After beating Citroen team-mate Dani Sordo by 51.3 seconds in the final classification, Loeb said: “It’s a good win for me and I’m really pleased but I have to say this was not my best victory in Germany. The weather was dry from the start so the conditions were not as difficult as they have been in the past. That meant there was less pressure on me and less satisfaction to have won. But it was still not easy because this is always a difficult rally with lots of surface changes. However, I had no problems with my tyres and the wear rate was good, even on the [48.00-kilometre Panzeplatte] stage.”
As well as remaining dry, baking hot sunshine coated the rally route throughout the weekend with ambient temperatures peaking at 31 degrees centigrade and the ground temperature rising to 40 degrees centigrade on Saturday afternoon.
Matteo Braga, Pirelli’s senior WRC tyre engineer, was delighted with how the Italian company’s PZero tyres had performed during the three gruelling days of competition.
“It has been another successful rally for Pirelli,” said Braga. “We have seen a few cars come back to service with broken wheel rims, caused by hitting kerbs or stones, but with the tyre still inflated or not damaged. This is very good because it proves the reinforced side walls that feature on the Pirelli PZero tyres work really well and do their job. In fact there have only been three punctures where the tyre has been damaged, which is very impressive because this is a long rally with many surface changes.”
Pirelli made available its hard and soft compound PZero tyre for Rallye Deutschland. The soft compound version is designed for cool and wet conditions, while the hard compound is designed for hot, dry weather.
Mario Isola, Pirelli’s Rally Manager, explained: “In the morning stages most drivers opted for the soft compound tyre because it provided better grip but in the heat of Saturday afternoon some drivers, including Sebastien Loeb, chose the soft compound tyre, which can work when the surface is less abrasive and the corners are not so long. It was an experiment by him but we found that while there was some degradation, it did not cause a performance disadvantage. This is very satisfying because it showed the performance of this compound can be good in hot conditions.”
As well as supplying tyres to the main WRC field as part of a three-year agreement with the FIA, the governing body of world motorsport, Pirelli’s PZero tyres are used as standard by competitors in the Super 2000 World Rally Championship, which was fought out between P-G Andersson, Martin Prokop and Patrik Sandell. After three days of close competition, Sandell prevailed by 4.7s.
The Production Car World Rally Championship crews also use Pirelli PZero tyres as standard. Armindo Araujo, the reigning class champion, took the honours in his Mitsubishi Lancer Evolution X ahead of Pirelli Star Driver Hayden Paddon, who impressed at the wheel of a similar car.

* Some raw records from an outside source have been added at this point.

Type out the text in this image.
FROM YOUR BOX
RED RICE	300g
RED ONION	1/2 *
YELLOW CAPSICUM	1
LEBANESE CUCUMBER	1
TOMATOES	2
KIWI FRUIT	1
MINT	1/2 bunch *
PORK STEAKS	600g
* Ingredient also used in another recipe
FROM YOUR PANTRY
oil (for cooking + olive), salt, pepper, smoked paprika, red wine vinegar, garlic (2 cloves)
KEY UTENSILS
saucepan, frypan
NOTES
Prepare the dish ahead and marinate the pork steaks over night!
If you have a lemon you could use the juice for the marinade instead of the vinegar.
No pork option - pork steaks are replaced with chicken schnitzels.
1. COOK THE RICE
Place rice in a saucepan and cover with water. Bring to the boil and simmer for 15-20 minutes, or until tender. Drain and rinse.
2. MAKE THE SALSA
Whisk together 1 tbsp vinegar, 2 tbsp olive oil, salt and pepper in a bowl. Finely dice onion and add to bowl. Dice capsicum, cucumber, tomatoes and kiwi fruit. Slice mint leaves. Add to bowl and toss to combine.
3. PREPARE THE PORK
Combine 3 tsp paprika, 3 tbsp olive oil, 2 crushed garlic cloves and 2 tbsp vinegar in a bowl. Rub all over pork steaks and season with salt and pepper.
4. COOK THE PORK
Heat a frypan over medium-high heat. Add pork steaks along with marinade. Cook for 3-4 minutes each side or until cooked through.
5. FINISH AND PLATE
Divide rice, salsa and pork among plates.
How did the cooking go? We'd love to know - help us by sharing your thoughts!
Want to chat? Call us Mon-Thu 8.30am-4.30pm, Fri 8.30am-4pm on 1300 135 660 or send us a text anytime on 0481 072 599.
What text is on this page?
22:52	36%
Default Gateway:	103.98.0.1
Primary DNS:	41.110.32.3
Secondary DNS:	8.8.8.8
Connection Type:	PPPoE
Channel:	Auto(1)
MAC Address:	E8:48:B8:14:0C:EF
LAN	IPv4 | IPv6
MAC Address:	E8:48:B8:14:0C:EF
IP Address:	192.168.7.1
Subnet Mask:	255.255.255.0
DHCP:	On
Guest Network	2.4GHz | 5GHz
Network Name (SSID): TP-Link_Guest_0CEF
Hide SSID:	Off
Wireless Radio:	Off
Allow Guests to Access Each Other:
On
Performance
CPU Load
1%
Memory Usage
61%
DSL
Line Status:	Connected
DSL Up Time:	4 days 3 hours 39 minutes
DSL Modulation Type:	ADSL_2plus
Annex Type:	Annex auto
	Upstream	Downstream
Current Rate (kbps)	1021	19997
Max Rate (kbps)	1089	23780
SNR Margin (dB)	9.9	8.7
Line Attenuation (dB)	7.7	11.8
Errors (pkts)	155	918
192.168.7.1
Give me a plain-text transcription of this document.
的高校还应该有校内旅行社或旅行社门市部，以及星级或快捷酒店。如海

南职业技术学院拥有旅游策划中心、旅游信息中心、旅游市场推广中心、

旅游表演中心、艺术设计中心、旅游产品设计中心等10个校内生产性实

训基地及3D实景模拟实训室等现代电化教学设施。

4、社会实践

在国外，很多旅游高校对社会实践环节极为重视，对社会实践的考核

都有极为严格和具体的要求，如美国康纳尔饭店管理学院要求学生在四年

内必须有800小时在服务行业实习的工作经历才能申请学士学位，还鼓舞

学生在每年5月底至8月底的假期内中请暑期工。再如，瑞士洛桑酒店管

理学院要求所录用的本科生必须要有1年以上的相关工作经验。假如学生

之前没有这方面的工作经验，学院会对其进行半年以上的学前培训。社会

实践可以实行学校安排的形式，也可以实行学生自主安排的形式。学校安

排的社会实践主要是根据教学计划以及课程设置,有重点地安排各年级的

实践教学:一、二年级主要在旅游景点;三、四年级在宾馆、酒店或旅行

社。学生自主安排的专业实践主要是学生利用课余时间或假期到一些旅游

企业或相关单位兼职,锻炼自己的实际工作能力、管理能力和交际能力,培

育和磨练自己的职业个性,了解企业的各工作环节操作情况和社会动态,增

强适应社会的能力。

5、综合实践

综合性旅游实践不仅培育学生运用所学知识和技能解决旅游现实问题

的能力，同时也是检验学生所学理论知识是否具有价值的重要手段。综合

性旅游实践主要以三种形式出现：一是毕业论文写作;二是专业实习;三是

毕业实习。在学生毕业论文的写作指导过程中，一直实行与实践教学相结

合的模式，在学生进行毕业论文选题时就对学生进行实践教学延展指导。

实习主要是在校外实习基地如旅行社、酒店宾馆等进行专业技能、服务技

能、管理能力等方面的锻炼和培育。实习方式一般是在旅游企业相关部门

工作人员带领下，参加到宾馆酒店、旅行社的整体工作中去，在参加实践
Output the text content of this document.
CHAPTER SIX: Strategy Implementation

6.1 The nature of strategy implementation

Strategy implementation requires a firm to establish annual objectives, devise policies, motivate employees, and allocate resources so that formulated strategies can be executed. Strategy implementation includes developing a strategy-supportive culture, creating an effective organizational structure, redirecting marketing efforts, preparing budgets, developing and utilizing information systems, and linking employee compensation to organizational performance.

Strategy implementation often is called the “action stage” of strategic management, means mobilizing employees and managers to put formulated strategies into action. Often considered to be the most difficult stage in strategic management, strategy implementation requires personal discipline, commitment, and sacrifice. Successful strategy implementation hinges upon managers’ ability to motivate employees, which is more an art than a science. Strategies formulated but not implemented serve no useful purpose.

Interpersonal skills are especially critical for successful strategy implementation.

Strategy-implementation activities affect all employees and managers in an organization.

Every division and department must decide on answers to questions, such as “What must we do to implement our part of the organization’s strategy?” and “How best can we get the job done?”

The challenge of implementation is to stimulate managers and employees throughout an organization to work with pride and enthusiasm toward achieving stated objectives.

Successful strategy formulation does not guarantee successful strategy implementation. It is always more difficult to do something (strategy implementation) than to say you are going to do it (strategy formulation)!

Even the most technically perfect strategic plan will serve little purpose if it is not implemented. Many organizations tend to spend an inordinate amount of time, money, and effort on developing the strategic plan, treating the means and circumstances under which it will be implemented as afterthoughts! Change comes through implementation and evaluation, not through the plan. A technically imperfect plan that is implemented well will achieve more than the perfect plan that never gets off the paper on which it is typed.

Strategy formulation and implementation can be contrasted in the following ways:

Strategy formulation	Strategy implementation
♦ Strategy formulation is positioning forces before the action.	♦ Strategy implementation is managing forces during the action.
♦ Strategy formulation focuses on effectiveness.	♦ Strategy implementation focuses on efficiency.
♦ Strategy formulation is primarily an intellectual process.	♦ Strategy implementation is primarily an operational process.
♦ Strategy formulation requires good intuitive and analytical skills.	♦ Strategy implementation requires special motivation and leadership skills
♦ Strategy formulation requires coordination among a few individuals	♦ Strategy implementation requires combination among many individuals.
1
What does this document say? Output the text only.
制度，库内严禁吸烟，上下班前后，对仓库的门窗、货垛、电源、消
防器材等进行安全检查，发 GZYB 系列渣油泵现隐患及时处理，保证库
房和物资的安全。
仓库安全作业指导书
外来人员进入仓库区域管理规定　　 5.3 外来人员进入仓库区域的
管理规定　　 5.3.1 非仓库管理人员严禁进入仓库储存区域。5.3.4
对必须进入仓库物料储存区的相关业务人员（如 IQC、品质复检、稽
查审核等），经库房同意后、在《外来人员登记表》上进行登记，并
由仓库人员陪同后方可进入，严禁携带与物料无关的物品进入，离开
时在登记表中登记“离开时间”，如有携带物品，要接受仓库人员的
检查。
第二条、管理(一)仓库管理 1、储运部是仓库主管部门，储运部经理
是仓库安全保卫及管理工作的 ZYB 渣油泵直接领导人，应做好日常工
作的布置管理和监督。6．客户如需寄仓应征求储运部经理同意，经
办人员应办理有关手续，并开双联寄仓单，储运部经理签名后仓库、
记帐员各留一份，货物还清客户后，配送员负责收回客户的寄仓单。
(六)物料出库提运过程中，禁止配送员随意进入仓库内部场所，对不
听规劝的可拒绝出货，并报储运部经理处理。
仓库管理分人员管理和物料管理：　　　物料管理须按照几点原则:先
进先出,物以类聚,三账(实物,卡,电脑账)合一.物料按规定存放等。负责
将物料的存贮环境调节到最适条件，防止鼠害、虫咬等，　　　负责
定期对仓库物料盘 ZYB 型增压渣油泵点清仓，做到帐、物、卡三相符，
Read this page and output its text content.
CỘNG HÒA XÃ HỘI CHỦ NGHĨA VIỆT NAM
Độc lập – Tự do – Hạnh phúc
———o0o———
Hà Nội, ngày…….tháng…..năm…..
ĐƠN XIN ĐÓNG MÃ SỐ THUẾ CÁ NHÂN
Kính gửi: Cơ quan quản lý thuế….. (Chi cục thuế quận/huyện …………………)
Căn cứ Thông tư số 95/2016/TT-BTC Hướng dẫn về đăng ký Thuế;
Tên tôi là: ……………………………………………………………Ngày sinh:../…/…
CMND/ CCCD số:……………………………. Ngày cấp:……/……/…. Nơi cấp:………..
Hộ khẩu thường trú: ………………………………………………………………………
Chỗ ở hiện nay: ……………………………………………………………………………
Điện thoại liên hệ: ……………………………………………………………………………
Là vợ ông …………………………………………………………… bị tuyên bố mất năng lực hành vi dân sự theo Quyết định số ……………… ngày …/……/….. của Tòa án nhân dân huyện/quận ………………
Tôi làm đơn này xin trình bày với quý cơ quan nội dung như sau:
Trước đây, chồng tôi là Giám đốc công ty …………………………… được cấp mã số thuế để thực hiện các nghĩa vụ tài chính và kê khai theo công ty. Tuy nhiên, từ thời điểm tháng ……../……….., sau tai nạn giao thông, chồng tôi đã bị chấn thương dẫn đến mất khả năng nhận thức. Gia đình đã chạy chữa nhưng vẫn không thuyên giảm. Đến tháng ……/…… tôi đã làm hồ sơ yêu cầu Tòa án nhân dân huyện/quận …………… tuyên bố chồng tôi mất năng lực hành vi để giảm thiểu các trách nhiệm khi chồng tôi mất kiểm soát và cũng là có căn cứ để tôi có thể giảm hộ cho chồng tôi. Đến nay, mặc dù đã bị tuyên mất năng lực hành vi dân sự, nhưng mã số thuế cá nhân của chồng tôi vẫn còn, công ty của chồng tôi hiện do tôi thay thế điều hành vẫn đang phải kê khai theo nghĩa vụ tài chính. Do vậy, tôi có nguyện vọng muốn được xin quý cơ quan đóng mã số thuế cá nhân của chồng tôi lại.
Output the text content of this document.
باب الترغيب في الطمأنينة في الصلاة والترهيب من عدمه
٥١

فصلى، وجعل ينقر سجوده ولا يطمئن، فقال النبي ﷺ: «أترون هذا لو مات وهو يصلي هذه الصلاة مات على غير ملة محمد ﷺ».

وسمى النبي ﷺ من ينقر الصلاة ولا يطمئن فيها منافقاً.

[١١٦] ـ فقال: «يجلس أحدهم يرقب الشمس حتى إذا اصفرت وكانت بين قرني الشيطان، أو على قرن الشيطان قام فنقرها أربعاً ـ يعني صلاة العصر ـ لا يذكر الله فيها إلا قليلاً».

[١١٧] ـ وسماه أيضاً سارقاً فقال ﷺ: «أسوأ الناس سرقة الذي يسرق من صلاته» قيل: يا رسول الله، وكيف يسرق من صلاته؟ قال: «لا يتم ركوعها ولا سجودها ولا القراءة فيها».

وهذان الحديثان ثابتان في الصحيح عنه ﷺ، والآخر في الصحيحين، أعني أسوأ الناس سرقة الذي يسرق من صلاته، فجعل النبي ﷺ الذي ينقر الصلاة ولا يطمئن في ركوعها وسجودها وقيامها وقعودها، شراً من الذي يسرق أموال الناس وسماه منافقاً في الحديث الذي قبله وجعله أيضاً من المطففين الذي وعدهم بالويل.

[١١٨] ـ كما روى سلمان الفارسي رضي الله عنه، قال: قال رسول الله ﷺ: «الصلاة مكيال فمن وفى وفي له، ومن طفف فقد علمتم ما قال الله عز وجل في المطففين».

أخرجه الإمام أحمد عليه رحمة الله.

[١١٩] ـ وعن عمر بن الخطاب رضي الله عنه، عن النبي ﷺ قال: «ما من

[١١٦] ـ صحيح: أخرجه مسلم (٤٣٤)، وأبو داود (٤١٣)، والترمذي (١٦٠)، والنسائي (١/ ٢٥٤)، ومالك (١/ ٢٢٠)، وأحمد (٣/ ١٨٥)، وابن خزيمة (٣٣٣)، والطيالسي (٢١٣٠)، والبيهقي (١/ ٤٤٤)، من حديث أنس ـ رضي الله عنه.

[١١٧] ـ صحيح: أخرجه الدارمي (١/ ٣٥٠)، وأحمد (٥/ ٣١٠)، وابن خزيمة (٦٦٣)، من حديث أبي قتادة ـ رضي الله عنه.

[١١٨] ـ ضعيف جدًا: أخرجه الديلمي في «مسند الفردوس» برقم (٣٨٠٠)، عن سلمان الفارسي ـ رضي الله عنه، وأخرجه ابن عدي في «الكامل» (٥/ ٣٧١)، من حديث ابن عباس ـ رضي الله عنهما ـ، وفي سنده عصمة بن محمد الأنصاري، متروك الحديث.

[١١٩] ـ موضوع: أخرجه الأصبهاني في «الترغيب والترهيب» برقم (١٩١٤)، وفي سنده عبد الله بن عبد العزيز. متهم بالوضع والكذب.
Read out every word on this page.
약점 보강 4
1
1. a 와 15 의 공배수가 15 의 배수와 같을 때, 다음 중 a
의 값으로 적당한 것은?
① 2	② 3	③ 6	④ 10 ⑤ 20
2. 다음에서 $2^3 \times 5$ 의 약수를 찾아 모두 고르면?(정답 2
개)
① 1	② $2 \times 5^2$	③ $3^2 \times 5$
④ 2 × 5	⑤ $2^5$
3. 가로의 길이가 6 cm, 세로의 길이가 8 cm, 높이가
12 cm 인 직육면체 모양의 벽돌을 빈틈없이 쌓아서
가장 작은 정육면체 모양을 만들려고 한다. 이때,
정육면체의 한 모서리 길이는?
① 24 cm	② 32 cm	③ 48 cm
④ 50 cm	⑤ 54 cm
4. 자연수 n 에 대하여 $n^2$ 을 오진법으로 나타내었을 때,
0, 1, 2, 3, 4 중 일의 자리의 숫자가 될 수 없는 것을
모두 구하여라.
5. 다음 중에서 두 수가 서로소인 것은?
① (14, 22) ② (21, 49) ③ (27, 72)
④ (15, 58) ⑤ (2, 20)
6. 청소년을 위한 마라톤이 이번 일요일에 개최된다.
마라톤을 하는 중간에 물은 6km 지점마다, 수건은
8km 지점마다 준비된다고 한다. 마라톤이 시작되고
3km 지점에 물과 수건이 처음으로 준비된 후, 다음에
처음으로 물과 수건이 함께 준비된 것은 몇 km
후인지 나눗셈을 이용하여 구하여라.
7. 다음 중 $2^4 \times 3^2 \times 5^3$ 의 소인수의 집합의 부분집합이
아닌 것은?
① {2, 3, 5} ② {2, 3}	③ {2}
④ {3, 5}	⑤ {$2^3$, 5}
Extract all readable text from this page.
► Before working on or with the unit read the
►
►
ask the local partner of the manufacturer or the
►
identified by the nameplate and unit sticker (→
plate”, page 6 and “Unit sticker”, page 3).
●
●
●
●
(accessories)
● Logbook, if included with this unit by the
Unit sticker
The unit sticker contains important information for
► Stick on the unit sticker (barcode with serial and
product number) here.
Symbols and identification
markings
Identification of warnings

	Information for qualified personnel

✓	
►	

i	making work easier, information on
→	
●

A joint initiative between Pirelli and the FIA, the Pirelli Star Driver programme gives the opportunity for five promising young talents, Nick Georgiou, Peter Horsey, Paddon, Alex Raschi and Ott Tanak, to contest six rounds of the World Rally Championship in identical Pirelli-backed Mitsubishi Lancer Evolution Xs. While Paddon starred, his team-mates were not as fortunate as they continued their WRC initiation.
Hans Weijs Jr took victory in the Junior World Rally Championship category in his Citroën C2 Super 16000 using Pirelli’s RX tyre, which was used by crews in the young driver class for the first time on Rally Bulgaria in early July.
The World Rally Championship resumes on the gravel-based Rally Japan from September 8-12. Pirelli will provide its Scorpion tyre in soft compound only to take into account the cold and damp conditions that characterise the Sapporo event.